The handwritten comments on the other hand have a sort of a poetry and lightness, an interpretational hint at personal storytelling for the public. This is not romantic; rather, it’s the contrary.

So, these interacting layers are contained within the individual works. The exhibition comprises a vast collection of these works. How, then, do they interact with each other?

We are working with this concept of scale in the exhibition. Core sampling is an attempt at scaling time. Geological time used to be very expanded — measured over millions of years — and now it is compressed to miniscule layers in rocks and sediments. This scale has a materiality: the scientists examining changes at the planetary scale do so by looking at minuscule particles. The cores come in different sizes: the ice core is 130 meters in length, and the coral cores mere centimeters. From the scientists, we’ve learned that we are, basically, reading rocks as a book of timescale. The scientific process translates into a sculptural concept through the change of the state of matter. Some of the rocks need to be turned into gas for ion analysis, ice needs to be melted and so on.
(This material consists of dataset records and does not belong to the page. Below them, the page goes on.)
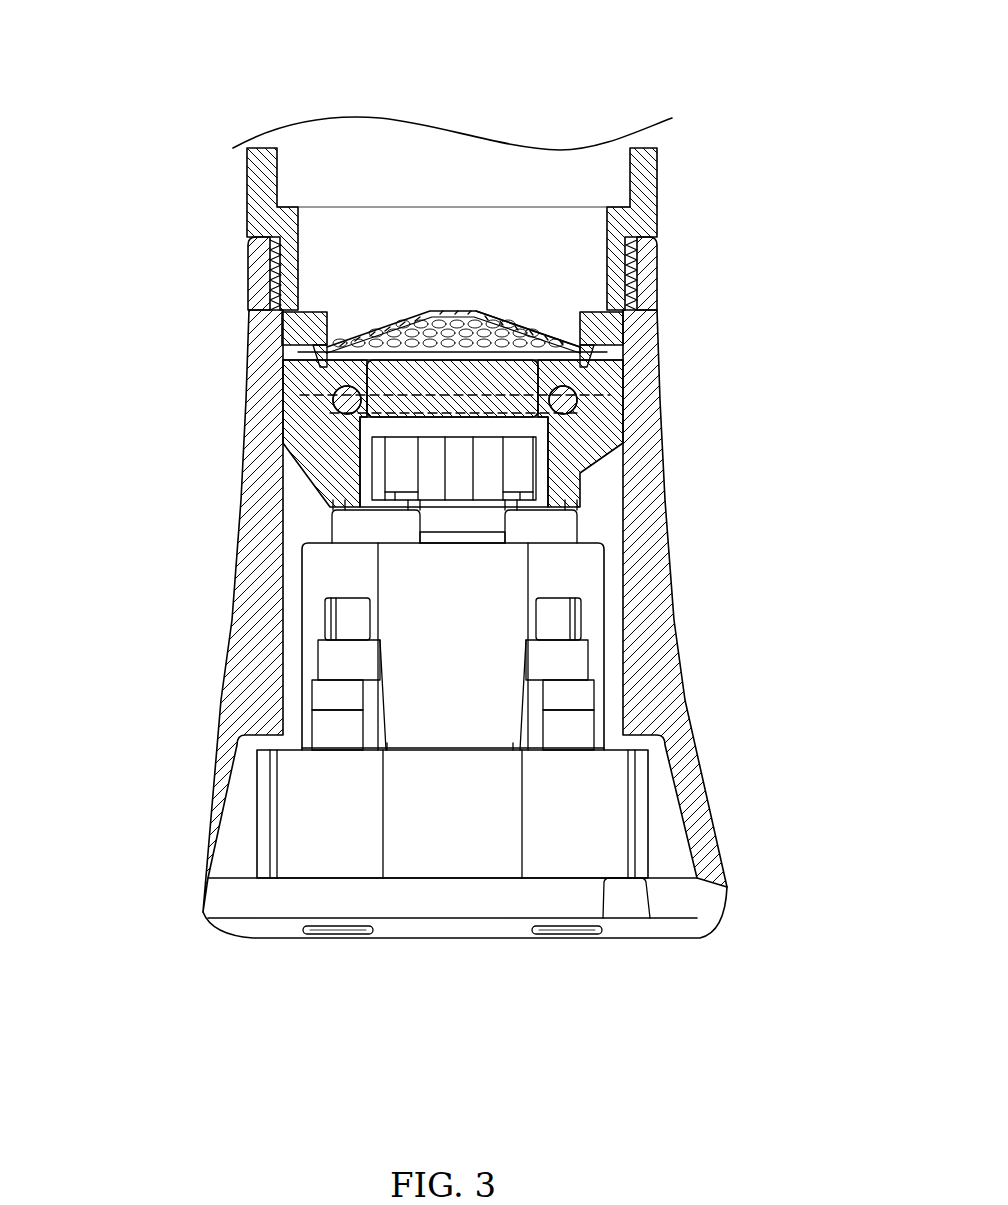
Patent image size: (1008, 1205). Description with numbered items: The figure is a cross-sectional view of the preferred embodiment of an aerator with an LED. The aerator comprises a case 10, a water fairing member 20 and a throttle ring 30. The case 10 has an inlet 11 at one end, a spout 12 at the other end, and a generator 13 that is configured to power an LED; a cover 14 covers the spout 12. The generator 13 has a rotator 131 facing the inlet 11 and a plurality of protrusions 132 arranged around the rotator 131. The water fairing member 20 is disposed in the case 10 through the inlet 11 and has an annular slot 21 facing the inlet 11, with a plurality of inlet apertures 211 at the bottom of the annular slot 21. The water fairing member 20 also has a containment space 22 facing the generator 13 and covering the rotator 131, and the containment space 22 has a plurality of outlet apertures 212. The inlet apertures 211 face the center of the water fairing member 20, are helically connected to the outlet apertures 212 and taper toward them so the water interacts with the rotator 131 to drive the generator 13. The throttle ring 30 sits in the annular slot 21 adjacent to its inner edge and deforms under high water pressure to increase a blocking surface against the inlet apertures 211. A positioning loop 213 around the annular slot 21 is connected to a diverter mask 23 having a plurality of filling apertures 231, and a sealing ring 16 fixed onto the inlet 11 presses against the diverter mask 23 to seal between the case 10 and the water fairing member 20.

The case 10 is at (680, 547).
The inlet 11 is at (466, 236).
The spout 12 is at (234, 832).
The generator 13 is at (595, 623).
The rotator 131 is at (358, 522).
The protrusions 132 is at (360, 568).
The cover 14 is at (335, 905).
The sealing ring 16 is at (270, 286).
The water fairing member 20 is at (303, 459).
The annular slot 21 is at (335, 400).
The inlet apertures 211 is at (473, 460).
The outlet apertures 212 is at (540, 480).
The positioning loop 213 is at (295, 355).
The containment space 22 is at (550, 437).
The diverter mask 23 is at (460, 310).
The filling apertures 231 is at (530, 330).
The throttle ring 30 is at (572, 382).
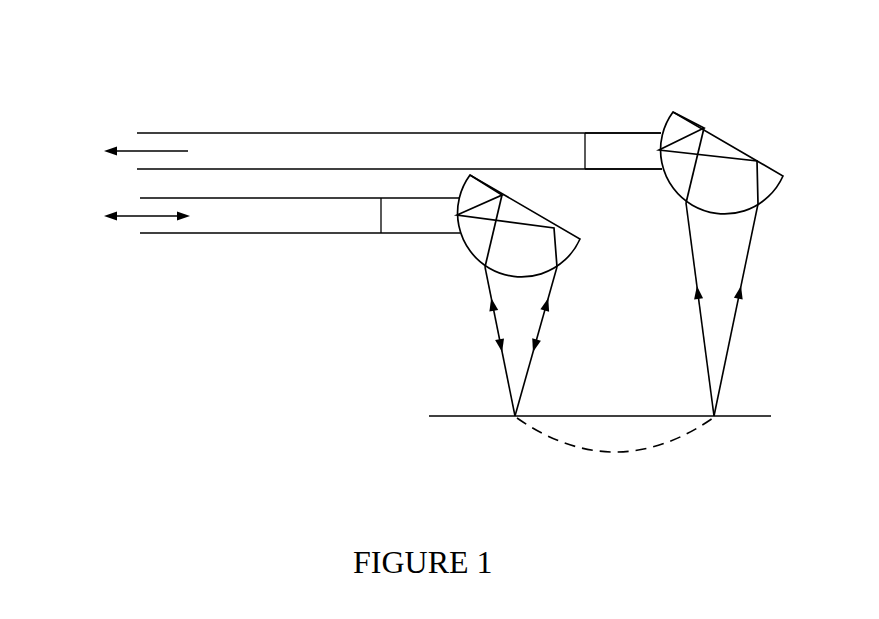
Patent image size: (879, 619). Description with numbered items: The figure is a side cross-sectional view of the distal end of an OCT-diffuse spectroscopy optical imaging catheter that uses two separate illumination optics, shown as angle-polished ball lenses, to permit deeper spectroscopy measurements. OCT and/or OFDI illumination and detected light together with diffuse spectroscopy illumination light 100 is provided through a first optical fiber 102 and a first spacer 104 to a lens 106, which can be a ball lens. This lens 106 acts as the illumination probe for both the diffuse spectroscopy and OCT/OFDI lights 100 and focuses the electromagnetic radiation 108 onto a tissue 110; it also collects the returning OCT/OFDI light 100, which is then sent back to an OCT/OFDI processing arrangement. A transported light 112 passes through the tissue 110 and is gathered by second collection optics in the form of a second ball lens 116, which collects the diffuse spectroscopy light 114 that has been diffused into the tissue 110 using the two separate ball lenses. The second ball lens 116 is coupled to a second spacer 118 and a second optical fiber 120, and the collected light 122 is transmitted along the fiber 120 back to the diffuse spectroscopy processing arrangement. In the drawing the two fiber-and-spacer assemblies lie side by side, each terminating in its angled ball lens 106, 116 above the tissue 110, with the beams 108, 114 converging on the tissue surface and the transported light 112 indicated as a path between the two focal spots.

The OCT/OFDI illumination and detected light/diffuse spectroscopy illumination light 100 is at (128, 223).
The first optical fiber 102 is at (348, 240).
The first spacer 104 is at (452, 240).
The lens 106 is at (568, 231).
The electromagnetic radiation 108 is at (490, 352).
The tissue 110 is at (462, 423).
The transported light 112 is at (598, 450).
The diffuse spectroscopy light 114 is at (697, 325).
The second ball lens 116 is at (727, 137).
The second spacer 118 is at (628, 127).
The second optical fiber 120 is at (492, 132).
The collected light 122 is at (128, 143).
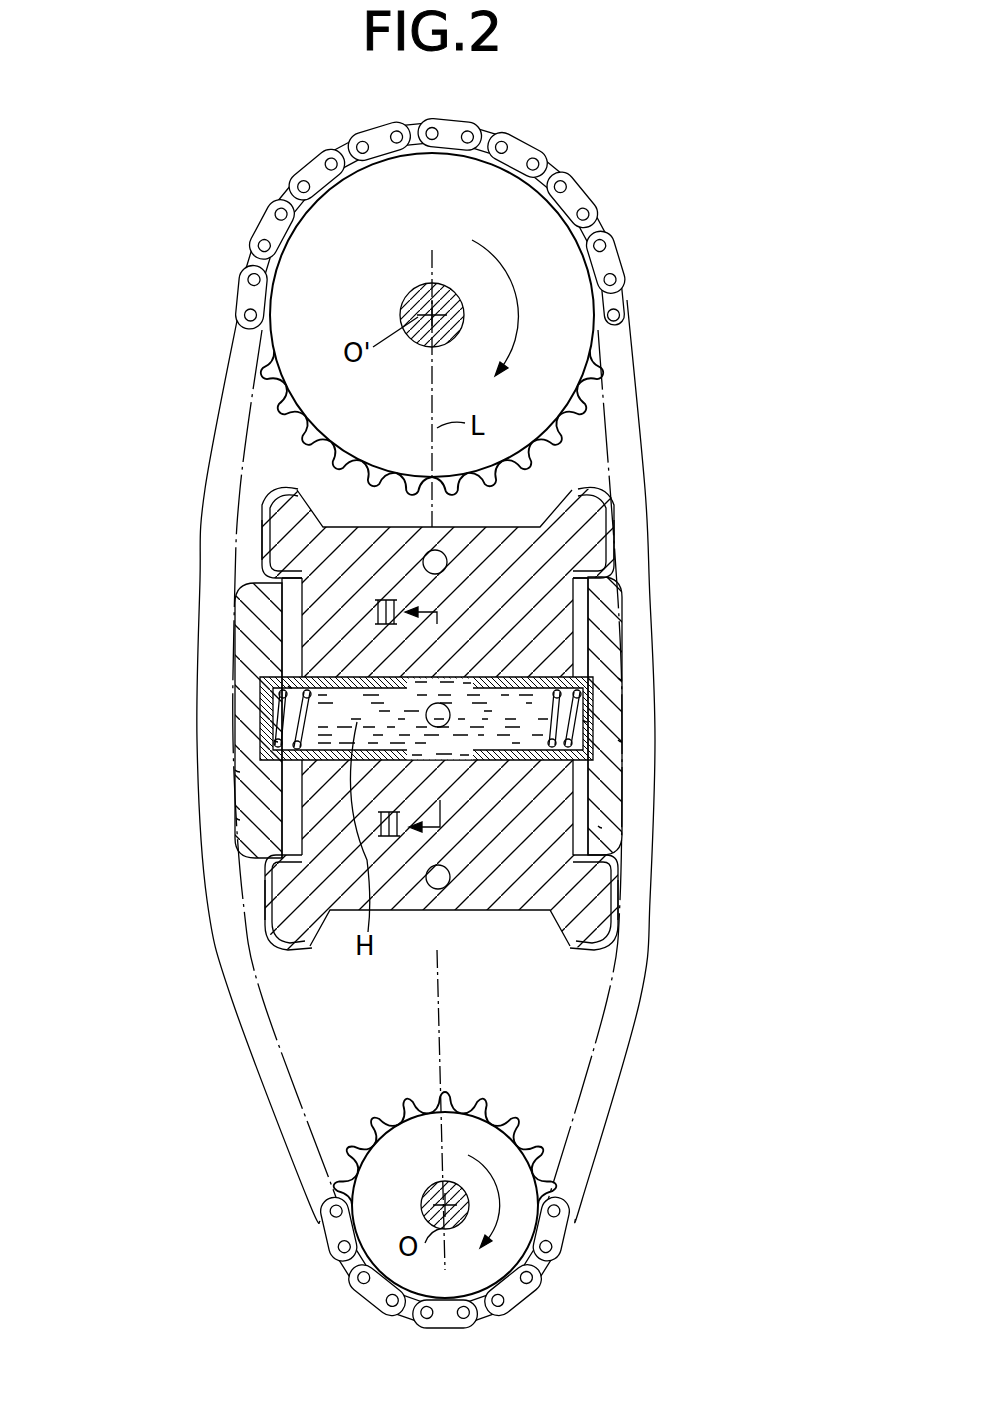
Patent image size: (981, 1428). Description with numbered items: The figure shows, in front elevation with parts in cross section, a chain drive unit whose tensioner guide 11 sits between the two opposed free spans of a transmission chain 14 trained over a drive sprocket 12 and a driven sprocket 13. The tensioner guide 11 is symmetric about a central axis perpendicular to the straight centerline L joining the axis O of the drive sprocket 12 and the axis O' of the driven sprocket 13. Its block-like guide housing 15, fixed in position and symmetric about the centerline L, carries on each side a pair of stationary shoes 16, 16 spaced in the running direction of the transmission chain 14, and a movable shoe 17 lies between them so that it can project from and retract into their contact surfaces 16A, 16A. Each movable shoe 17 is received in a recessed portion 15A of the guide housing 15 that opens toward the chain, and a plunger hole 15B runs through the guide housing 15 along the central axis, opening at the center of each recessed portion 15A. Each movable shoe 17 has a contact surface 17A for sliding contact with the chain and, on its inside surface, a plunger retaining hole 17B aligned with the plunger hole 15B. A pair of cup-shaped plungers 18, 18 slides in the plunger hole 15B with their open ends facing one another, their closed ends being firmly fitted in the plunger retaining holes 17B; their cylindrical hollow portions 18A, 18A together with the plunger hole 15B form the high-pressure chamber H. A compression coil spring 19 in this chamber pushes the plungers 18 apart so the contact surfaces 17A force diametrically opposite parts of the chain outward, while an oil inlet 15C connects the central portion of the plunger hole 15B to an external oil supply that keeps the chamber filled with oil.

The tensioner guide 11 is at (506, 706).
The drive sprocket 12 is at (530, 1225).
The driven sprocket 13 is at (553, 242).
The transmission chain 14 is at (624, 294).
The guide housing 15 is at (526, 522).
The recessed portion 15A is at (300, 860).
The plunger hole 15B is at (452, 677).
The oil inlet 15C is at (441, 724).
The stationary shoe 16 is at (265, 495).
The contact surface 16A is at (264, 540).
The movable shoe 17 is at (240, 640).
The contact surface 17A is at (240, 772).
The plunger retaining hole 17B is at (276, 742).
The cup-shaped plunger 18 is at (240, 820).
The cylindrical hollow portion 18A is at (290, 688).
The compression coil spring 19 is at (283, 698).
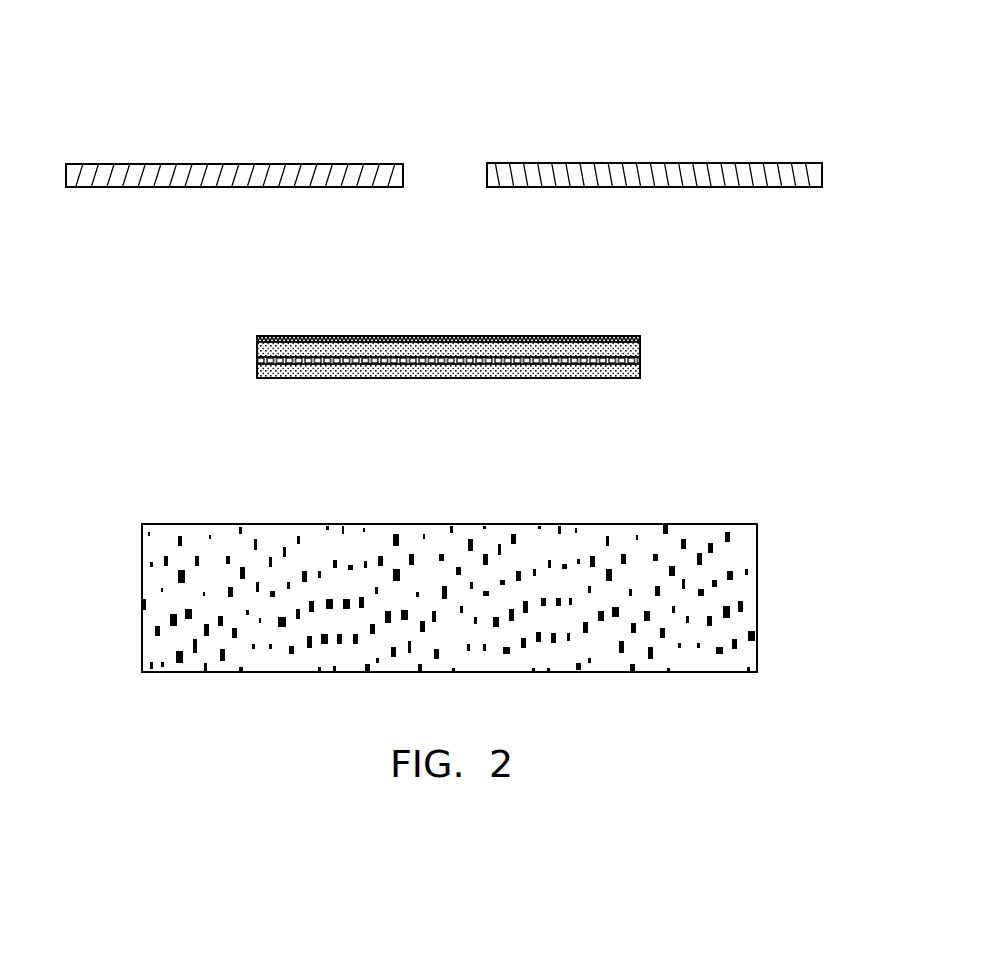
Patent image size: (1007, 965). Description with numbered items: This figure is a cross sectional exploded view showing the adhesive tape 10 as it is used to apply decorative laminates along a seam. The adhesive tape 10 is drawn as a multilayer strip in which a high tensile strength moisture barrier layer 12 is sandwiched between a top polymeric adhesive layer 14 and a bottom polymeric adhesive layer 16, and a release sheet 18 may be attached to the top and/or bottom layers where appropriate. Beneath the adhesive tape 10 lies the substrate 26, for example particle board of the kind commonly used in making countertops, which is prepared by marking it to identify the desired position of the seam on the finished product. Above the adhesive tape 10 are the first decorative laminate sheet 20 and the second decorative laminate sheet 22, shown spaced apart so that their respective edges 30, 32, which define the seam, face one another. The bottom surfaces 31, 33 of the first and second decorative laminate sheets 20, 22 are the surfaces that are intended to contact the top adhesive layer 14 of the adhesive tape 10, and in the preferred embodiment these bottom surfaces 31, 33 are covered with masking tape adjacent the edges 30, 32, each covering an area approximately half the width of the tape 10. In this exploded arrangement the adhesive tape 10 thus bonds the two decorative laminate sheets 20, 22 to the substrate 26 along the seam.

The adhesive tape 10 is at (458, 364).
The moisture barrier layer 12 is at (451, 376).
The top polymeric adhesive layer 14 is at (272, 337).
The bottom polymeric adhesive layer 16 is at (281, 376).
The release sheet 18 is at (596, 334).
The first decorative laminate sheet 20 is at (670, 162).
The second decorative laminate sheet 22 is at (213, 164).
The substrate 26 is at (207, 524).
The edge of first decorative laminate sheet 30 is at (486, 180).
The bottom surface of first decorative laminate sheet 31 is at (506, 188).
The edge of second decorative laminate sheet 32 is at (404, 164).
The bottom surface of second decorative laminate sheet 33 is at (381, 188).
Our exhibition display system merges two materialities: the two-dimensional, unframed paper prints, and the three-dimensional, sculptural metal structure hanging from the ceiling. This choreographic system, with images grouped into narrative islands, juxtaposes the different technologies with the materialities of the processes. The Earth Indices installation is conceived of as an artistic exhibition but also as a tool for performative and active reading of the entirety of the AWG scientists’ work. This process is not closed, and so the exhibition will continue to evolve until the AWG officially presents its proposal.